Thursday 14 April 2016

I'm Leaving

I have thought many times over the past months how to write this blog. Many days I felt heightened emotion and other days I felt neutral, like today. It’s pouring down rain right now and it just seems like the right sort of mood to make this news public. I have decided to end my long-term commitment with Mercy Ships and go back to Australia after this outreach ends, for no other reason than it’s just time to go home. I love the work I do on this ship more than any job in the world and despite knowing I will miss it incredibly, I still know it’s time.
When I walk down the hospital corridors as the OBF women walk and sing, their sweet melody echoing high into the decks above, a lump rises in my throat and I wonder how I will ever say goodbye. When we hug and wave our patients goodbye from the ward, knowing that they can return to their village tumour free or with a new lip or palate, able to become a part of normal society, I wonder how I will cope with nursing at home when it feels so much less significant. When I sit up on deck 7 with my patients at the end of the day, spending time playing games or running around after the kids, making sure they use up their energy, I know I will not be able to give this sort of holistic care at home, but in all of those moments I know that God is in this decision because I feel such peace, despite expecting the adjustment to be tremendously hard.

In approximately three months I will be disembarking from my home and community for six years. I can barely believe it even as I type, that time has disappeared so quickly. It has been swallowed up by the daily loving of new friends, exploring new countries and serving patients with all sorts of conditions. I’ve certainly had some high highs and some low lows, from seeing God perform a miracle in a man surviving when it looked like certain death to having a child die unexpectedly in my arms, my heart and character has been stretched to the maximum and I have grown more in these years than any time in my life.

We are getting closer to counting down the weeks left of the hospital being open for this Mada2 outreach. On May 20th the operating rooms close down and we will have one week left to recover the remaining patients. It’s the time of year where we get down on our knees praying to see all the wounds that are currently still not healed, to have skin growing to cover them.
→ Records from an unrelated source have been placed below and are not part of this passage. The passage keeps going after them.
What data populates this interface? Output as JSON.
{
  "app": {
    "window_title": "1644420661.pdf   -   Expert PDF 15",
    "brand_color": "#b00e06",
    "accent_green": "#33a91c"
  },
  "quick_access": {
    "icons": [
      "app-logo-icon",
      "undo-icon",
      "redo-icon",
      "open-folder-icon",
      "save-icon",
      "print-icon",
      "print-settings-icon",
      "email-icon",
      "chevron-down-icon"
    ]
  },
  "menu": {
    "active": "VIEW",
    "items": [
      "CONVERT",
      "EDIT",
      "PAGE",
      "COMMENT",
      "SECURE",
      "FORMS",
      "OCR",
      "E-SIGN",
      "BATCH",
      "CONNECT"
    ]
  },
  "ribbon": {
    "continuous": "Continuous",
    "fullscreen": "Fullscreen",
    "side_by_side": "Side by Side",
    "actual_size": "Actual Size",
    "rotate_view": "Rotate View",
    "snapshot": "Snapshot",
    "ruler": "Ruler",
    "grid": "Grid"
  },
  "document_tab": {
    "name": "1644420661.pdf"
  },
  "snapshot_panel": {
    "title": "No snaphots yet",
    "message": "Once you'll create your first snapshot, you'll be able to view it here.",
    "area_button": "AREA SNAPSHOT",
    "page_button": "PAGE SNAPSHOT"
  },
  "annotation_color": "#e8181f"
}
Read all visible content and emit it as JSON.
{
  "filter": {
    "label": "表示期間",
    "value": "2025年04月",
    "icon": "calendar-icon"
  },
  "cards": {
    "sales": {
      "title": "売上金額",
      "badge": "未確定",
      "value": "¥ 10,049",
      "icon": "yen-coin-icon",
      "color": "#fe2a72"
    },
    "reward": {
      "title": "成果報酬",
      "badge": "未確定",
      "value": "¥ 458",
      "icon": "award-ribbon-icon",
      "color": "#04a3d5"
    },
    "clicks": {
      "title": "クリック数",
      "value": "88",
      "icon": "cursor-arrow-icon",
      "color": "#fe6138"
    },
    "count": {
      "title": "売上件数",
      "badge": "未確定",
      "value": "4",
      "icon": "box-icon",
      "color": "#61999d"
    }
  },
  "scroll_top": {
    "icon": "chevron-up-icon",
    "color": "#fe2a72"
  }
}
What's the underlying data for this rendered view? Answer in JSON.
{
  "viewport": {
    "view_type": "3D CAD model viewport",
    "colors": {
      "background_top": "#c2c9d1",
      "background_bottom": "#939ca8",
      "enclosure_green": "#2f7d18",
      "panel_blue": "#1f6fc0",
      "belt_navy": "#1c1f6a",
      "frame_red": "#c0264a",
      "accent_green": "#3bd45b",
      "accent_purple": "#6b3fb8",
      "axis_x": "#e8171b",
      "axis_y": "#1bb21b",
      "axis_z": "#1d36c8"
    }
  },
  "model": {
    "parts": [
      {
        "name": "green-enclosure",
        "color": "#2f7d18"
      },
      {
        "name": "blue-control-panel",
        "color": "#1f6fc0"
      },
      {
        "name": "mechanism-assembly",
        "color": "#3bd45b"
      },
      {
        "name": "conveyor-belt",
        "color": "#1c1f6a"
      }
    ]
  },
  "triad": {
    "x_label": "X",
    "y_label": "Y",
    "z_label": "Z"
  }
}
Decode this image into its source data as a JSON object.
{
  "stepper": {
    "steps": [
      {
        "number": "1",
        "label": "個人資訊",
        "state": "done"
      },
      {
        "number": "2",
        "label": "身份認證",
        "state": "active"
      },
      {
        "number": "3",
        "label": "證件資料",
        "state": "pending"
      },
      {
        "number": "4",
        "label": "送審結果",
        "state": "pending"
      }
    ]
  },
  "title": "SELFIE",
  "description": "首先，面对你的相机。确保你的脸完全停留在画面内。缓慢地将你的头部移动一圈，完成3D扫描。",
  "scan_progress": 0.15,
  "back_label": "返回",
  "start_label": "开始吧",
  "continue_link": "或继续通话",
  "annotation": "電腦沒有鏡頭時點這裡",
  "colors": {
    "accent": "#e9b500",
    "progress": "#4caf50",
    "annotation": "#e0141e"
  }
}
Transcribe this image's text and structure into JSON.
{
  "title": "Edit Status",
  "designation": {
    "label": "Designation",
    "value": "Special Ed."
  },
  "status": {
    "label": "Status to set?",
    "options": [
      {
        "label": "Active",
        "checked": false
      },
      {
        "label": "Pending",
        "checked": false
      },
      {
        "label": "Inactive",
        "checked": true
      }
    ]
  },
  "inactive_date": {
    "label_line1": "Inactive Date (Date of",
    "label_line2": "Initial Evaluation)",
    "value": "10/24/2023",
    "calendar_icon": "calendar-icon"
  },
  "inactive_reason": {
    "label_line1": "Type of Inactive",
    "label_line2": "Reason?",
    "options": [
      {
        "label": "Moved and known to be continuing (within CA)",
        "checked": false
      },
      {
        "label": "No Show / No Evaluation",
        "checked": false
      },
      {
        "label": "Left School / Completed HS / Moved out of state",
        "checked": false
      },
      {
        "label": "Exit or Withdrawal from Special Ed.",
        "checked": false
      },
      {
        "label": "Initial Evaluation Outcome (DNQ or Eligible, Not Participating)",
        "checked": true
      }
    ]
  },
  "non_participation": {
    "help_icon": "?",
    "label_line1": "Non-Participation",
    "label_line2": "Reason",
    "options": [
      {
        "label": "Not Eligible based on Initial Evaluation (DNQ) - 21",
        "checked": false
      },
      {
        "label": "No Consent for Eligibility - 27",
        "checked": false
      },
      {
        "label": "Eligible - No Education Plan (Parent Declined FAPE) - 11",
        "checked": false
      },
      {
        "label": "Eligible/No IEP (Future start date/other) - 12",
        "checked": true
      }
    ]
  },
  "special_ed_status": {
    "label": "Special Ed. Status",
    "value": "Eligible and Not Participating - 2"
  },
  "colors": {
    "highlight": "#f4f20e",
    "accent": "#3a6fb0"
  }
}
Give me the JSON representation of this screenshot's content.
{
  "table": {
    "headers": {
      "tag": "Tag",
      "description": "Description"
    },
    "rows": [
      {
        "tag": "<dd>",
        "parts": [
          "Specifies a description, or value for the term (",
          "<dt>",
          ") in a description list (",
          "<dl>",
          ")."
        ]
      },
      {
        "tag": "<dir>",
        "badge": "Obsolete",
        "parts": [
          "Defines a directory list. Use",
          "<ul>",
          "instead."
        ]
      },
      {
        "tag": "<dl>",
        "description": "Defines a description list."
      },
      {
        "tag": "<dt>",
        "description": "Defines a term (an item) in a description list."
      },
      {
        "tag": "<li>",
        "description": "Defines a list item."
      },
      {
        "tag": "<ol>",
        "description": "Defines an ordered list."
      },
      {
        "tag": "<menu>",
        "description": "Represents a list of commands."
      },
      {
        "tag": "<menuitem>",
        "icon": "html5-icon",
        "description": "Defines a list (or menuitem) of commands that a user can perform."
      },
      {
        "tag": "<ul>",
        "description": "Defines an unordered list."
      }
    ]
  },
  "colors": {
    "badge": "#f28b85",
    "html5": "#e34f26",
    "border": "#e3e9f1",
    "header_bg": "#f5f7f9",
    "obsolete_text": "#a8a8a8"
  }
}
Speaking of wounds, my patient Olivia who you have been praying for (thank you!), came back into the ward for a while in the last weeks so that we could give a little more attention to her wound which still hasn’t healed. We have applied the wound vac again in hopes that we can stimulate enough skin growth that she won’t need another surgery. Please continue to pray for her and her family. Her girls are still as gorgeous as ever. Baby Julia is getting so big and able to sit up on her own. Both girls love all the attention that is showered over them in the ward.

This last week I was able to go out with our Mercy Ministries team to the local Hopital Be Paediatric ward. In signing up to join the group that ministers to them, we have to leave our nursing, medical brains behind and just go as someone who cares. The paediatric ward is split up into several rooms with 4 or 6 beds. These rooms are small- probably smaller than your master bedroom. They hold rickety old hospital beds with plastic covered mattresses that were split open from being used for so many years. Each family member has to bring their own bedding, pillows, lapas (fabric), bowls, spoons, food, water etc and then buy the medical supplies that the nurse or doctor tells them to buy from the hospital pharmacy. Since each room is so small and the Malagasy people are a strong relational culture, each of the families speak to each other, like they do in the wards on the ship. They help each other out in ways that you would never see in a western country.
There were such a small number of us going for Mercy Ministries that we were able to just have one translator each and go into the rooms in pairs. We walked in and said hello to the family members and patients inside, taking the time to speak with each family or mother individually before praying for the whole room collectively. Seeing the tiny babies wrapped up in blankets or the toddler sprawled out on the bed looking quite ill, was nothing I had not seen before and not shocking to me, although also a picture you are not quickly able to forget. The eyes of the sickest child I met were so dull, I feared she was closer to death than life but I was not there to be a nurse and so I had to carry on. I met some beautiful new babies, some only hours old, and their loving family members who were caring for them. It was truly a privilege to meet each patient and to be able to stand in that room and pray for them. I also know that walking through the ward, seeing those sick kids, kindles the fire already burning within me. This Africa journey I’ve been on, is not ending.



1 comment:

  1. <3 It will be hard. And it will feel mundane and like it's less purposeful. But God will meet you in those moments too and continue to shape you. <3 Love you!